Отец и сын шли по саду в ярком свете фонарей. Но вот Кураноскэ приостановился, молча вглядываясь в клумбу хризантем. Тикара тоже застыл на месте. В тумане виднелась чья-то тень.
Весь напрягшись, Тикара, поднял повыше светильник и стал всматриваться во мглу.
— Что там? — спросил Кураноскэ.
— Похоже, кто-то там есть.
При словах сына Кураноскэ тоже посмотрел в указанном направлении сквозь туман. Тотчас послышался шорох — кто-то поспешно удирал сквозь кусты, боясь, как бы его не обнаружили. В той части сада, через которую пробирался незнакомец, ночной хор сверчков ненадолго притих, но вскоре с новой силой завел свою бесконечную песню. Пока Кураноскэ с сыном стояли в нерешительности, прислушиваясь, незнакомец, должно быть, уже успел выбраться за ограду. Рассмотреть его так и не удалось, но издалека неожиданно донесся бодрый голос:
— Прощенья просим, хозяева! Не извольте беспокоиться — я вам зла не желаю! Спокойной ночи!
— Эй, погодите! — окликнул беглеца Кураноскэ. Надо бы поговорить. Я ведь ждал, что вы рано или поздно заявитесь…
— Нет уж, не обессудьте, сударь! — долетел с
улицы краткий ответ, после чего незнакомец собрался было пуститься наутек.
— Да постойте же! — снова позвал Кураноскэ. — Неужто нельзя хоть на минуту задержаться?!.. Хочу только сказать, что высоко ценю вашу бескорыстную помощь с тех пор, как всем нам пришлось покинуть Ако.
— Да ну, право! Что уж я такого сделал?.. Однако сегодня вам повезло. Еще бы один шаг и… Но когда там узнают, они этого так не оставят. Берегитесь!
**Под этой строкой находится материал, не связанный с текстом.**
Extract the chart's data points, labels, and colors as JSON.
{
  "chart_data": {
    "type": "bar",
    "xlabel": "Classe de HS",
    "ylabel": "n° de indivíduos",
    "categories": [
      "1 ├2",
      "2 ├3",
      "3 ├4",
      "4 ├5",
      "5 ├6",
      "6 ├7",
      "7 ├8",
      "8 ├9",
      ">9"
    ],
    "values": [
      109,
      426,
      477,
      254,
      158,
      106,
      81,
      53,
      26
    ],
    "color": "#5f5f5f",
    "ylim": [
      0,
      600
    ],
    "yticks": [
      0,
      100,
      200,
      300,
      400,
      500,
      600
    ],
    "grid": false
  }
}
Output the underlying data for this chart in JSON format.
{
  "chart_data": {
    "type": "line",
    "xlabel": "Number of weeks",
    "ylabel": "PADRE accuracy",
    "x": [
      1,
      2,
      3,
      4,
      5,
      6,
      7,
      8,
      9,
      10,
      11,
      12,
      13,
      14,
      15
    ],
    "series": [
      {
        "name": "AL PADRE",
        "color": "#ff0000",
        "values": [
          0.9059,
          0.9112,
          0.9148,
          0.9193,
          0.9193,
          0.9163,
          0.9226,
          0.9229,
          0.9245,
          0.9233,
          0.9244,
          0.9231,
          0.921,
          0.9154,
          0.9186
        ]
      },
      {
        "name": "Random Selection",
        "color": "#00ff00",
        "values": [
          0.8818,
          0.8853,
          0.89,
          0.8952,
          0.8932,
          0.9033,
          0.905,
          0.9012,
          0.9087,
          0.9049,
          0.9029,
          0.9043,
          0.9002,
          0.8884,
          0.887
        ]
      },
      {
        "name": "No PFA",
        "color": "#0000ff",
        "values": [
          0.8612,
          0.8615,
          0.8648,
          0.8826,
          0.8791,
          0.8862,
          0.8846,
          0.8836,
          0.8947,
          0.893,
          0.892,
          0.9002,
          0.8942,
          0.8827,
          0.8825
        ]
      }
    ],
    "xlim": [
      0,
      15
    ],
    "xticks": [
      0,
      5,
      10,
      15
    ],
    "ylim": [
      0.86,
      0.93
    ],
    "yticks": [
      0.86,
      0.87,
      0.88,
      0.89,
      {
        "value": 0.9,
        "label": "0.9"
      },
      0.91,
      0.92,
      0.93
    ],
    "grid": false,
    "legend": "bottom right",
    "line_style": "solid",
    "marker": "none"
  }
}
— Это где же там? Под криптомерией, что ли? Кураноскэ специально выделил слово «криптомерия» — суги — чтобы ясен был намек на дом Уэсуги.
— Нет, под ивой, — ответил незнакомец, по звучанию слова «ива» — янаги — явно имея в виду Янагисаву.
— Ого! Неужели его светлость снизошел до персональной опеки?
— Похоже на то. Те двое молодцов с вас глаз не спускают, так и ходят за вами по пятам. Может, они и ничего себе рубаки, да только у них, как я понимаю, кишка тонка против вас, сударь, — рассмеялся незнакомец по ту сторону живой изгороди. — Ну, я пошел!
— Постойте! — снова придержал его Кураноскэ, но незнакомец только снова рассмеялся, будто желая на том пресечь все излишние разговоры, и зашагал прочь по улице.
— Кто это был? — впервые обратился к отцу с вопросом Тикара.
— Этот человек? Ты, наверное, не знаешь дядюшку Мунина из Цугару? Он твоему прадедушке доводится двоюродным братом — дальняя родня… Служил князьям Цугару, а сейчас уж стар стал, в монахи постригся. А сам живет в Эдо, развлекается помаленьку. Ну вот, он о нас беспокоится. Знал старик, что, если предложит, я от него помощи не приму — вот он и послал своего человека на разведку безо всякого предупреждения. Вроде бы это наш союзник… Я уж Мунину и письмо посылал не раз, пытался выспросить, кто таков этот молодец, да он не отвечал. Чудно даже… Когда мы еще были в Ако, он же мне и помог в схватке у храма Кагаку-дзи. Ну, а сейчас вот ты сам его голос слышал. Он иногда по ночам приходит сюда вроде бы сторожить дом, чтобы никто наш сон не потревожил. Не иначе, все благодаря доброхотству нашего родича, хоть бы боги ему даровали здоровье.